Currently we have 65 remedies clinically proven to address ringworm but he most commonly used are Sepia, Tellurium, Sulphur, Psorinum and Arsenic Album.
Sepia: Typically for Ringworm in Isolated Spots
Sepia is the top natural remedy for Ringworm infection appearing in isolated spots. Although the lesions can be noticed in any part of the body, the most common locations are on the bends of the knees and elbows. Sepia if indicated, will give wonderful results. The eruptions are accompanied by itching and scratching, though scratching does not provide any relief. Apart from these symptoms, increased sweating with or without a bad smell may be noticed in horses requiring Sepia
Tellurium: For Ringworm Infection with Lesions on Large part of Body
Tellurium is the best natural medicine when Ringworm eruptions cover a large part of the body. Here, the lesions join one another and eventually cover a large area of skin. The body is densely covered with intersecting ring lesions. To select this remedy, the eruptions may appear on the whole body, on the face, or on limbs. The eruptions are marked by excessive itching and stinging sensation. The itching remains present throughout day and night. Cold air seems to worsen the itching.
Sulphur: For Intense Itching and Burning
Sulphur is a very beneficial natural remedy for a large variety of skin conditions. The main complaint is intense itching and burning in eruptions. The horse can go crazy with scratching the lesions but it does not seem to provide any relief. The itching can be heightened at night in the warmth of the stable. Sulphur helps to soothe the itching and burning, followed by the disappearance of eruptions. It is a deep acting natural remedy that can help in root extraction of Ringworm lesions if used for some time. Sulphur should always be the first Homeopathic choice in those cases of Ringworm that have been suppressed with local medications (anti-fungal and
antibiotics) of varying kinds.
Psorinum: Homeopathic treatment for Ringworm on Head and Folds
Psorinum is an excellent skin remedy used for the treatment of Ringworm. Psorinum is another remedy used for Ringworm infection of scalp and bends of joints. The eruptions are excessively itching. Like Sulphur the itching can be aggravated by warmth while the horse is naturally chilly.
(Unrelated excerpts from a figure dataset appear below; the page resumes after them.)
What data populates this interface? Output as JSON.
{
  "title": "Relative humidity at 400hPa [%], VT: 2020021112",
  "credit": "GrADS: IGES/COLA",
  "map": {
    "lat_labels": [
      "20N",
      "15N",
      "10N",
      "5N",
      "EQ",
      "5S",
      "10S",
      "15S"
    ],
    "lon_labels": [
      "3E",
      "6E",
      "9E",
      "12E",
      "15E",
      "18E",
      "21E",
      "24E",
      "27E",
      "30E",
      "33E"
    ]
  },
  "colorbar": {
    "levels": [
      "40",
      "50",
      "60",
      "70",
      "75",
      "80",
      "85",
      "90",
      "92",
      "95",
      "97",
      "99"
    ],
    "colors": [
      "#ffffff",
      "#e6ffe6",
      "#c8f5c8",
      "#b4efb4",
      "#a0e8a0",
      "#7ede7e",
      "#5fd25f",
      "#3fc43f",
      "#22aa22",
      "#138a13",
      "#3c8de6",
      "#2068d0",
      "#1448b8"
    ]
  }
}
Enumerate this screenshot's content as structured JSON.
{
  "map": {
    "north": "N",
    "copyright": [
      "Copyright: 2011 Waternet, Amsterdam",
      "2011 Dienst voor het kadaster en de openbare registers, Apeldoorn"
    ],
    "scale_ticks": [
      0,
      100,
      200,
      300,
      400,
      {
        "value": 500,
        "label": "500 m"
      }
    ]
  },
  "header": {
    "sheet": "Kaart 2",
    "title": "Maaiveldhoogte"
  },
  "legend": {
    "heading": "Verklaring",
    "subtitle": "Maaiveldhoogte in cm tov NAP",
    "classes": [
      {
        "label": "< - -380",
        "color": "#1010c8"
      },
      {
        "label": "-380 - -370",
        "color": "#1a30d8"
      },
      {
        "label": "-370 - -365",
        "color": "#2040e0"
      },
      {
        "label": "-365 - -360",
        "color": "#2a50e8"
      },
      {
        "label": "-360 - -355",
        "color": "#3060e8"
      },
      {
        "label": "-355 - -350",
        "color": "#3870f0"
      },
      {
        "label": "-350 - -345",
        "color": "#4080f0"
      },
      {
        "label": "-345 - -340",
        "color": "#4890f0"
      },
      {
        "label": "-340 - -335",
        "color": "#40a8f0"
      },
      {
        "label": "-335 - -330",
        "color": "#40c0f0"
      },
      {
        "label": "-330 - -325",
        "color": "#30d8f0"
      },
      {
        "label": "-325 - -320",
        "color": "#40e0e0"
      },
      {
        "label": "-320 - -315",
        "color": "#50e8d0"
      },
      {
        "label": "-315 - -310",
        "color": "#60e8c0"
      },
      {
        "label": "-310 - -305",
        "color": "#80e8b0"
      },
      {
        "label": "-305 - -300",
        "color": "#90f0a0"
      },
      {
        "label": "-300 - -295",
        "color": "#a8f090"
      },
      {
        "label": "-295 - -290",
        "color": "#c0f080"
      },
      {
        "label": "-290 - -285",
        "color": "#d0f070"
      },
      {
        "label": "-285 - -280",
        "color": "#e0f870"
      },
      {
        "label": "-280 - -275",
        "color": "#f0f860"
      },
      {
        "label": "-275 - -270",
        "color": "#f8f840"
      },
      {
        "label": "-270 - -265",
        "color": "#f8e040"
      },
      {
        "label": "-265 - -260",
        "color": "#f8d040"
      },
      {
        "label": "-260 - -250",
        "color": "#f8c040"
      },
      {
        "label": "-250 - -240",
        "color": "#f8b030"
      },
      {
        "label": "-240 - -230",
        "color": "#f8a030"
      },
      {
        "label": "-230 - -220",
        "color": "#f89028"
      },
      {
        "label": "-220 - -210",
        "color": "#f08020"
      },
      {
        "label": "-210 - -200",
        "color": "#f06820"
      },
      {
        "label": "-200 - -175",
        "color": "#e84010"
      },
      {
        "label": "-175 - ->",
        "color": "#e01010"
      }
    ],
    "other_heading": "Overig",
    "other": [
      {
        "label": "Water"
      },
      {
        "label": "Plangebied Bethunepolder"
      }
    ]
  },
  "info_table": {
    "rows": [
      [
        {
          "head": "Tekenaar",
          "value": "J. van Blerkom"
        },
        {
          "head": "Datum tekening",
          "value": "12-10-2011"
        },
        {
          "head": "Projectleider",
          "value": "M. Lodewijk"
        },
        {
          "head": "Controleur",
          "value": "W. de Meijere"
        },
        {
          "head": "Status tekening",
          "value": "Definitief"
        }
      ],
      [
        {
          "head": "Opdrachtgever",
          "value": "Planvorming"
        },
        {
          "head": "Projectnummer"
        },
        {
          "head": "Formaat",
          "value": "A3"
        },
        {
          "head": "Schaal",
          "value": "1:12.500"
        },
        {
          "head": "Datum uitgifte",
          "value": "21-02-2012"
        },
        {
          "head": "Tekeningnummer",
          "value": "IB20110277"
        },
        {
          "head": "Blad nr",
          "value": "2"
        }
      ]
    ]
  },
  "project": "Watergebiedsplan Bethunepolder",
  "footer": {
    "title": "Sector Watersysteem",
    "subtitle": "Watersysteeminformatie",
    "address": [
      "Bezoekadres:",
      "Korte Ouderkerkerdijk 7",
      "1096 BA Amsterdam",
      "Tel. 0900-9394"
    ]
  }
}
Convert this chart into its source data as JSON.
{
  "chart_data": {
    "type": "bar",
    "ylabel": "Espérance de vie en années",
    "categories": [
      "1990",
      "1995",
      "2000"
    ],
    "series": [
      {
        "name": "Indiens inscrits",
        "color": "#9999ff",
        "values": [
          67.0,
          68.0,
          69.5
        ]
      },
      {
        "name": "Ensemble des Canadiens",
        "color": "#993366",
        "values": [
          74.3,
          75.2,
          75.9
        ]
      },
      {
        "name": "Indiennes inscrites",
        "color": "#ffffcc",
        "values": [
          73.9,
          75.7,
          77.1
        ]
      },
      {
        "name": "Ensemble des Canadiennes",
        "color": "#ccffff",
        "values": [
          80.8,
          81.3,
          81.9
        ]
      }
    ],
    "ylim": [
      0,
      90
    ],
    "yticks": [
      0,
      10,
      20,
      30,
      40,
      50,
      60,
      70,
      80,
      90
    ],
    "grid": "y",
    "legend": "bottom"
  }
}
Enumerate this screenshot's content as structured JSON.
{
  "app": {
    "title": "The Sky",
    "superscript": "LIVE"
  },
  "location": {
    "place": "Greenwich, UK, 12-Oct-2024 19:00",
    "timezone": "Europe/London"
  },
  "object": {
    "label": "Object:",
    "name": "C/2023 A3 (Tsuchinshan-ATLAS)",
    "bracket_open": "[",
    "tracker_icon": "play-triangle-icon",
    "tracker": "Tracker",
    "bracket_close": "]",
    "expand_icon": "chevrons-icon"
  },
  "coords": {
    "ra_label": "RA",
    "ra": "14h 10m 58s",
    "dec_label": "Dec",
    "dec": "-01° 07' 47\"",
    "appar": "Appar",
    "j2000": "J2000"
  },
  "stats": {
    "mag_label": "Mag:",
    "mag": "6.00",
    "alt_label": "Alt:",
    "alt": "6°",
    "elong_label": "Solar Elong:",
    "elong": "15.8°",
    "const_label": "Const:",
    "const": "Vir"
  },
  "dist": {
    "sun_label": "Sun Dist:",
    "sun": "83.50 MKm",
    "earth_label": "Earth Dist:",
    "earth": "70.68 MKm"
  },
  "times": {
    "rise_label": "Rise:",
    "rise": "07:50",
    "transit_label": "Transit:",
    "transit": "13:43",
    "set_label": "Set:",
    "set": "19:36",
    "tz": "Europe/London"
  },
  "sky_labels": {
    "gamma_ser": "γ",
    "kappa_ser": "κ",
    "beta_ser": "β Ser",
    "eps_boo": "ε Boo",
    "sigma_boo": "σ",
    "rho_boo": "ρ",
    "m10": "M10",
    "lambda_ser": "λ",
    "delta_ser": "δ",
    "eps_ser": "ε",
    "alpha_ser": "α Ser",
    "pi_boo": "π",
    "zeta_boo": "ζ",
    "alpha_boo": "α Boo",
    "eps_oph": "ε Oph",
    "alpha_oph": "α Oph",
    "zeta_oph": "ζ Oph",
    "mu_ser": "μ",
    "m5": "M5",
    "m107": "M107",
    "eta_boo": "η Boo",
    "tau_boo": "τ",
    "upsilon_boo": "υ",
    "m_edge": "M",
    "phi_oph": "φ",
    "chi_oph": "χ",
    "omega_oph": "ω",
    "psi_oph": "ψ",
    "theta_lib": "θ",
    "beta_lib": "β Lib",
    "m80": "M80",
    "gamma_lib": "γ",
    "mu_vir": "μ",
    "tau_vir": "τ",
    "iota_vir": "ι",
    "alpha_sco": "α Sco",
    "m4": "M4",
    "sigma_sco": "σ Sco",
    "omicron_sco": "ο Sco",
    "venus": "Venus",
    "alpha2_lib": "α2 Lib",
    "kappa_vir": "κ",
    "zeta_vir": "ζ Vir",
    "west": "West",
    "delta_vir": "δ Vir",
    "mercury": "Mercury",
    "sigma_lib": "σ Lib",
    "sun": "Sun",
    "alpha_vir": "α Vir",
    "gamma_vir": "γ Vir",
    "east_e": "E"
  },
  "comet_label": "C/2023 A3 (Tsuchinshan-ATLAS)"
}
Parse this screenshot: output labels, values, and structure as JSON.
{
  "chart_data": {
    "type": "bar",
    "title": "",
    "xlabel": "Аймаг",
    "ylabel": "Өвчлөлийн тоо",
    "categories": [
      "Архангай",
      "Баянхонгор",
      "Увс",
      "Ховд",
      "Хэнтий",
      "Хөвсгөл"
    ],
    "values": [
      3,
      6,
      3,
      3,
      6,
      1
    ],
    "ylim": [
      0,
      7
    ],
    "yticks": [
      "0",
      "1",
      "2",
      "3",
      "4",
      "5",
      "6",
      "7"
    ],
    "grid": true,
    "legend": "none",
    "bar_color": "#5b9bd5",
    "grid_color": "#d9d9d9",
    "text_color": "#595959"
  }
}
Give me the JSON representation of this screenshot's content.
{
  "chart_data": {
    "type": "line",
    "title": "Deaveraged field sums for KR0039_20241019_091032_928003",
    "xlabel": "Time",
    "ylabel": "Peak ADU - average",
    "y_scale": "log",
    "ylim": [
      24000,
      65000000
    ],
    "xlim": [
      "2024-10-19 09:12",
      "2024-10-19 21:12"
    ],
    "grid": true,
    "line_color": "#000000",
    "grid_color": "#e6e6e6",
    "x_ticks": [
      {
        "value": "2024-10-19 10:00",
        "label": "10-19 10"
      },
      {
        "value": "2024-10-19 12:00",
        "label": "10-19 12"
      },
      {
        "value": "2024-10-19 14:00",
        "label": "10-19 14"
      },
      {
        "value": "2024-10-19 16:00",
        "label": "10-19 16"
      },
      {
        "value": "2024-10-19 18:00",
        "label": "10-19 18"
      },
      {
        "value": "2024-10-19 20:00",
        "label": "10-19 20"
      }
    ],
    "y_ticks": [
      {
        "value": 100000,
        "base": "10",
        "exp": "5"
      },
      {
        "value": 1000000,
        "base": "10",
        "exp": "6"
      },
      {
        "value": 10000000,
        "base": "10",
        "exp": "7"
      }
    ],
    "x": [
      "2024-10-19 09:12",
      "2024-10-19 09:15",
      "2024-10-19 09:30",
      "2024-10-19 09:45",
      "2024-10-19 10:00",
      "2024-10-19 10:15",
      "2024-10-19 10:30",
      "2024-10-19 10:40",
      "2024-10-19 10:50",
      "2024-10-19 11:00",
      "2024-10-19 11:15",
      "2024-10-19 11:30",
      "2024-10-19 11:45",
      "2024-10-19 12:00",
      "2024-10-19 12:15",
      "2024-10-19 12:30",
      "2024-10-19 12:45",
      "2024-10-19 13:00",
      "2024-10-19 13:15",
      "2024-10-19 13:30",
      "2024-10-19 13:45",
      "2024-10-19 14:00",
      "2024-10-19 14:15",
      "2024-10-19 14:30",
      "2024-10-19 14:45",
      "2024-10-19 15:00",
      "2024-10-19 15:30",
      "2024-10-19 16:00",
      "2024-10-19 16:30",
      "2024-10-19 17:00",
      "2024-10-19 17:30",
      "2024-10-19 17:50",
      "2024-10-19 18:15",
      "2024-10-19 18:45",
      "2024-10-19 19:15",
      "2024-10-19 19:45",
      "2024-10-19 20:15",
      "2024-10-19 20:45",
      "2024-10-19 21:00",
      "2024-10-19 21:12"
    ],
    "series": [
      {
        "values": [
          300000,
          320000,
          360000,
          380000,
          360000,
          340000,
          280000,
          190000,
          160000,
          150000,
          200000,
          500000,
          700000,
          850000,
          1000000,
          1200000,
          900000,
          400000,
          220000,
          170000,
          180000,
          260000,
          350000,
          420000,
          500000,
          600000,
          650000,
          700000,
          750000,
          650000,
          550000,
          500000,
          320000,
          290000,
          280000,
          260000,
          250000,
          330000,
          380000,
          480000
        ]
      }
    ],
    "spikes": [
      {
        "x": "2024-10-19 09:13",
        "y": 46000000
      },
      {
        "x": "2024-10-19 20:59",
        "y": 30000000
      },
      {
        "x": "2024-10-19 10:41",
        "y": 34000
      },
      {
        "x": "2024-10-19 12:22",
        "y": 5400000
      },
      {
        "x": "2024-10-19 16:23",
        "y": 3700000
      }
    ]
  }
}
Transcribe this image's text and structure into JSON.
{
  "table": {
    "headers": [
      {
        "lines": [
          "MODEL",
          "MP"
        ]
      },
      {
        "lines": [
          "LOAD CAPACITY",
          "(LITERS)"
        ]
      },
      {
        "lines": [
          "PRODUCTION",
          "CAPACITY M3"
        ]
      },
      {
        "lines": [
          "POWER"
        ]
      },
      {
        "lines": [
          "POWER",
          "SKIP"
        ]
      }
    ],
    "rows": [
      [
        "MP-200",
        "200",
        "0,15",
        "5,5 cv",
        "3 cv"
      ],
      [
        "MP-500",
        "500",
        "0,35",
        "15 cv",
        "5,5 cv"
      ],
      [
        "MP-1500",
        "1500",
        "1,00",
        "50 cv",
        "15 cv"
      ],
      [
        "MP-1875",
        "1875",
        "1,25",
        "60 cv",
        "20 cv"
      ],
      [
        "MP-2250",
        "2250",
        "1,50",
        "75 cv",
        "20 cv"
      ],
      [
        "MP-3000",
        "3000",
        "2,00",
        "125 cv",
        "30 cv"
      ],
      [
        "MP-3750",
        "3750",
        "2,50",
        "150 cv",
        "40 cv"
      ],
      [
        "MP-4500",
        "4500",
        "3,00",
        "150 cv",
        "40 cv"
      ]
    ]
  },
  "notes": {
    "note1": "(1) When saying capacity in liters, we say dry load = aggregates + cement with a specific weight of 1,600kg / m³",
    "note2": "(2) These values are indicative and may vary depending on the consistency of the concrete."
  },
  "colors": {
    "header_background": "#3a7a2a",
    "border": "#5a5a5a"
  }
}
Hair loss is one of the key noticeable feature for using this remedy. In a few cases, the hair appears dry, rough and lustreless. Another key symptom is profuse sweating with bad odour throughout the body.
Arsenic Album: For Ringworm Mainly Located in the Head
The head (consider crest, poll, forelock, forehead and cheeks) showing bald spots with intolerable itching. The areas are rough and dry. Along with itching, there is an intense burning sensation like Sulphur, but while Sulphur will be aggravated in warm weather, the Arsenicum type will be relieved in warm weather. The symptoms can also be markedly worse at night. With the local symptoms the horse will show marked anxiety and extreme restlessness as well as increased thirst.